In typical Tuck fashion (at least in my experience), I walked into the Rentrak talk today and was immediately introduced to the speaker, David Chemerow T’75, by Paul Doscher D’66. For the rare few who have not met Paul, he is the closest thing Tuck has to an official ambassador, and of course has a personal history with David dating back to the 1970s when David was a student at Tuck.

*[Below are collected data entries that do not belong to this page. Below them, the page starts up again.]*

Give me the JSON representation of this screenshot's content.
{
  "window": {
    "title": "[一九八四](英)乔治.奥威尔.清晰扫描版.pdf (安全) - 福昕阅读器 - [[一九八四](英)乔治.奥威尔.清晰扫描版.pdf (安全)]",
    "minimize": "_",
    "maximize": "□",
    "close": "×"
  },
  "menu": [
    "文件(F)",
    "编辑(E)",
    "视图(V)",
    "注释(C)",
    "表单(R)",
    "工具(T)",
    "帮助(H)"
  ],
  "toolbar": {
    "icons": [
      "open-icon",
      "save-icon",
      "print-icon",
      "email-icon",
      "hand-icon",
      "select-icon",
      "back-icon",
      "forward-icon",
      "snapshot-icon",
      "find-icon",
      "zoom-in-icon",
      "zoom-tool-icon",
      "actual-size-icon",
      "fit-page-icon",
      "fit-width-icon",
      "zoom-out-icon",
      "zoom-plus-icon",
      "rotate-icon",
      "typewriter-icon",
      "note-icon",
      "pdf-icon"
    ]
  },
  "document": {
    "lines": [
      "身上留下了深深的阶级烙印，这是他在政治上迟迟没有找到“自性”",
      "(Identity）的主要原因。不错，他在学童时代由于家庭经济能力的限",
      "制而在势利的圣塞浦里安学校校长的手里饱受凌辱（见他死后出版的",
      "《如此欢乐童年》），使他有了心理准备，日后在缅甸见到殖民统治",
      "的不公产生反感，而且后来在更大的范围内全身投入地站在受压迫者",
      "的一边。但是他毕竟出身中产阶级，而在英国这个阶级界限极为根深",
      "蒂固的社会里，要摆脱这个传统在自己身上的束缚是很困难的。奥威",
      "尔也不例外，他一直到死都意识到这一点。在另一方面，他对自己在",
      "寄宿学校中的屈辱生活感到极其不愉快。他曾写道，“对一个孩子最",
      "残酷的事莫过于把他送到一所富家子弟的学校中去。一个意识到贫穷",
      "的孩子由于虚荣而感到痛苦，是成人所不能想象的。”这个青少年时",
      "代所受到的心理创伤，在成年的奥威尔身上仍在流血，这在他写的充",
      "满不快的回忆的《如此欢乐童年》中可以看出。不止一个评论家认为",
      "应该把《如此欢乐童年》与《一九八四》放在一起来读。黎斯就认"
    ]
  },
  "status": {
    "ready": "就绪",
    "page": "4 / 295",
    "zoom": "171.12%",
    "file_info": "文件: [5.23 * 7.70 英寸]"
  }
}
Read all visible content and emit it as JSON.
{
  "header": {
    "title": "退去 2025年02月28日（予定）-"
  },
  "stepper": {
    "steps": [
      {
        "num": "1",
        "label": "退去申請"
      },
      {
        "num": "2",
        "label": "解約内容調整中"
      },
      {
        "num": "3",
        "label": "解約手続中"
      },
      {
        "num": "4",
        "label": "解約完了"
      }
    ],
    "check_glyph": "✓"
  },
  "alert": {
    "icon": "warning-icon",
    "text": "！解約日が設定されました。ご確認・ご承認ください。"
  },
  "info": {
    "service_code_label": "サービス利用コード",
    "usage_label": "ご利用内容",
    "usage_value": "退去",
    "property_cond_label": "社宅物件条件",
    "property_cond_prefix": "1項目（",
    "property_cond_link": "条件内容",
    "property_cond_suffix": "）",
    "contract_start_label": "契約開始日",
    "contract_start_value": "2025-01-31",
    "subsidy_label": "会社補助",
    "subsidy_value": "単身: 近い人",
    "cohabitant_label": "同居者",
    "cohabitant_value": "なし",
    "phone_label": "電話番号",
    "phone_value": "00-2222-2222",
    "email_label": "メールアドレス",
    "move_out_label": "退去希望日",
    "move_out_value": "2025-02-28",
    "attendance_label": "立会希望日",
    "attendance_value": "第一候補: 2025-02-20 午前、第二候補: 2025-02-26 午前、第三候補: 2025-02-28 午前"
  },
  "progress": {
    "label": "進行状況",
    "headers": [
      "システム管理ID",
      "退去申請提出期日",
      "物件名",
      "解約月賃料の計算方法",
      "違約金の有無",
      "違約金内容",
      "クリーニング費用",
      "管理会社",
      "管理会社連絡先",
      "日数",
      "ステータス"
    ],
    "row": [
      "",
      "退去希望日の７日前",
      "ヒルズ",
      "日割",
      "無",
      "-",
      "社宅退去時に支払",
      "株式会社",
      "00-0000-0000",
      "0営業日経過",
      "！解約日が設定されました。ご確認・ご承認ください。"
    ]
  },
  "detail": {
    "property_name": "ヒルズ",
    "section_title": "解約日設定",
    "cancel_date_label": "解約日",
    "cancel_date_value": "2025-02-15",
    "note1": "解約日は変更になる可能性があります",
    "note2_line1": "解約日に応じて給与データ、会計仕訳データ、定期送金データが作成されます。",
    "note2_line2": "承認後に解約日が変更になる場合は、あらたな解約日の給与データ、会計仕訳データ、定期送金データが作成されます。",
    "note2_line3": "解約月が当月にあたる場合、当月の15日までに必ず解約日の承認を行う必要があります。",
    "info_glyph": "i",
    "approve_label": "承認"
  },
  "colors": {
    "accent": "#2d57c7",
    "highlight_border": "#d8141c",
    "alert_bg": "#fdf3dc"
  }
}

Since the 1970s, David’s industry has changed more than anyone could have anticipated. As COO and CFO of Rentrak, David is responsible for much of the company’s day-to-day operations. Rentrak is essentially in the business of data matching and analysis, as well as targeting efforts, for television in all formats (traditional television sets, desktop online, tablet online, etc.) The way the business works is that Rentrak combines television viewing data from a household base of over 15 million with demographic data such as income, car titles, shopping habits, etc. The result is what David referred to as “Advanced Demographic Matching.”

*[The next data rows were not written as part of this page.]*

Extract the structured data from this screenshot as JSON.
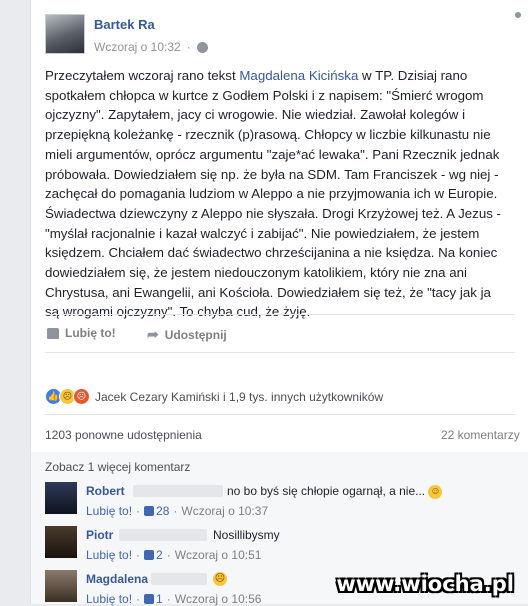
{
  "post": {
    "author": "Bartek Ra",
    "timestamp": "Wczoraj o 10:32",
    "text_before_mention": "Przeczytałem wczoraj rano tekst ",
    "mention": "Magdalena Kicińska",
    "text_after_mention": " w TP. Dzisiaj rano spotkałem chłopca w kurtce z Godłem Polski i z napisem: \"Śmierć wrogom ojczyzny\". Zapytałem, jacy ci wrogowie. Nie wiedział. Zawołał kolegów i przepiękną koleżankę - rzecznik (p)rasową. Chłopcy w liczbie kilkunastu nie mieli argumentów, oprócz argumentu \"zaje*ać lewaka\". Pani Rzecznik jednak próbowała. Dowiedziałem się np. że była na SDM. Tam Franciszek - wg niej - zachęcał do pomagania ludziom w Aleppo a nie przyjmowania ich w Europie. Świadectwa dziewczyny z Aleppo nie słyszała. Drogi Krzyżowej też. A Jezus - \"myślał racjonalnie i kazał walczyć i zabijać\". Nie powiedziałem, że jestem księdzem. Chciałem dać świadectwo chrześcijanina a nie księdza. Na koniec dowiedziałem się, że jestem niedouczonym katolikiem, który nie zna ani Chrystusa, ani Ewangelii, ani Kościoła. Dowiedziałem się też, że \"tacy jak ja są wrogami ojczyzny\". To chyba cud, że żyję."
  },
  "actions": {
    "like": "Lubię to!",
    "share": "Udostępnij"
  },
  "reactions": {
    "summary": "Jacek Cezary Kamiński i 1,9 tys. innych użytkowników"
  },
  "stats": {
    "shares": "1203 ponowne udostępnienia",
    "comments": "22 komentarzy"
  },
  "comments_section": {
    "more_label": "Zobacz 1 więcej komentarz",
    "like_label": "Lubię to!",
    "items": [
      {
        "name": "Robert",
        "text": "no bo byś się chłopie ogarnął, a nie...",
        "likes": "28",
        "time": "Wczoraj o 10:37"
      },
      {
        "name": "Piotr",
        "text": "Nosillibysmy",
        "likes": "2",
        "time": "Wczoraj o 10:51"
      },
      {
        "name": "Magdalena",
        "text": "",
        "likes": "1",
        "time": "Wczoraj o 10:56"
      }
    ]
  },
  "watermark": "www.wiocha.pl",
  "colors": {
    "link": "#365899",
    "background": "#e9ebee",
    "card": "#ffffff"
  }
}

In essence, Rentrak can tell advertisers highly precise, but anonymous, information about who is watching what shows, and what the demographic characteristics of that group are. This is immensely powerful information. It is the basis of what will allow for ever more targeted and higher ROI advertisements in television.

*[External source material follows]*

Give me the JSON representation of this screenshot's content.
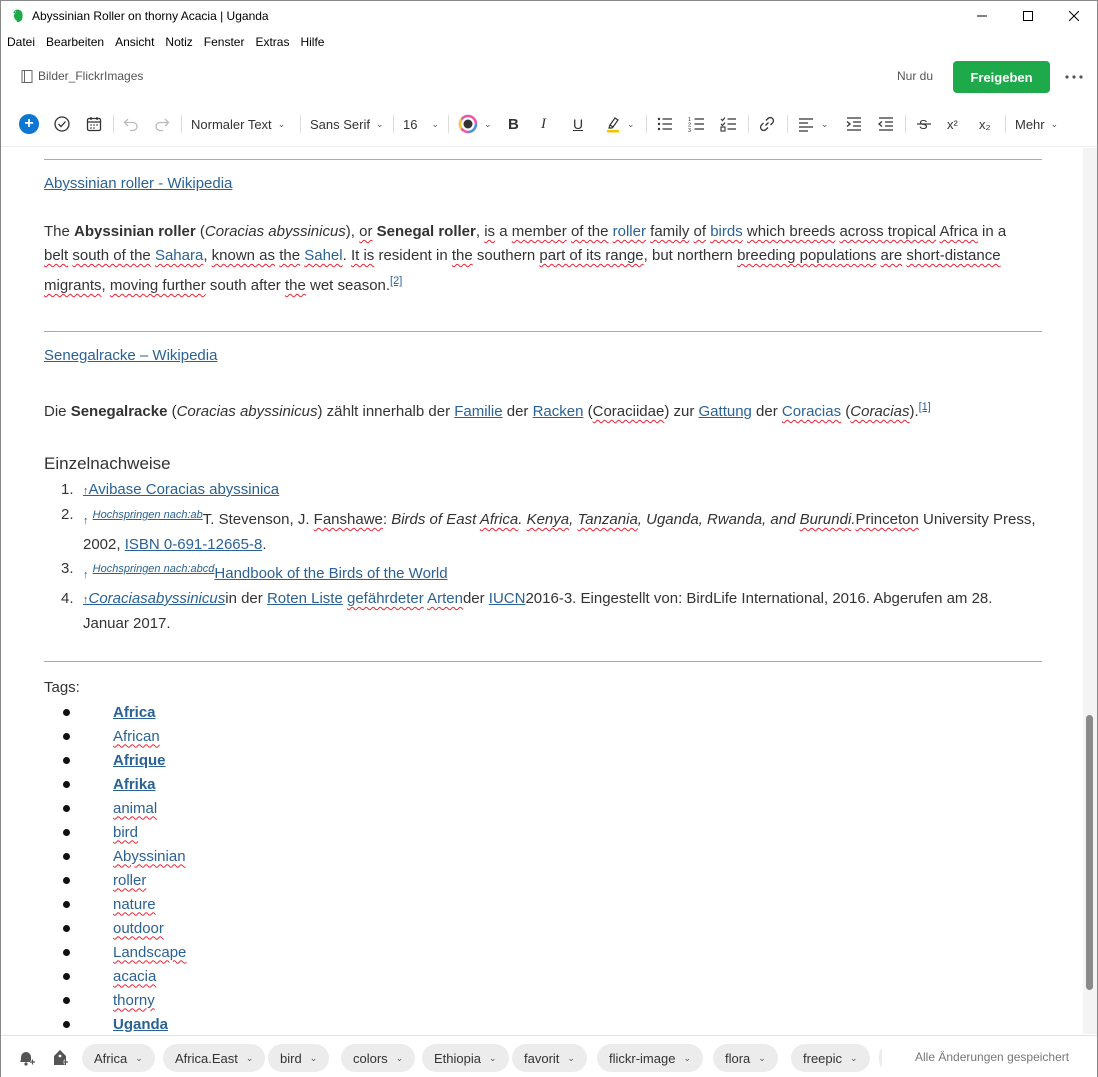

What struck me even more than the power of Rentrak’s product and databases, however, were some of the figures David provided on the amount of money currently being spent in this industry. For example, as traditional live TV viewing slowly (slower than I realized) gives way to new formats such as DVR and video on demand, consumers are skipping commercials, thus limiting the value to advertisers. The response has been clever approaches such as “branded entertainment.” The example David gave was judges on The Voice or American Idol having clearly branded “Coca-Cola” cups in front of them all during the show. In laymen’s terms this is simply product placement. However, marketing spend on branded entertainment is up 34%, to $34.53 billion in 2014. In addition to new mediums, the customer base for services such as Rentrak continues to grow, as evidenced by the Obama campaign spending $400 million dollars with Rentrak in the past election.
It is clear from David’s talk that television advertising is rapidly changing as an industry. What is more interesting, however, is that the industry represents a perfect example of where old and new technologies are crashing together, with companies who can figure how to leverage data and consumer preferences emerging victorious. It’s exciting to see yet another Tuck alum front and center in this evolution.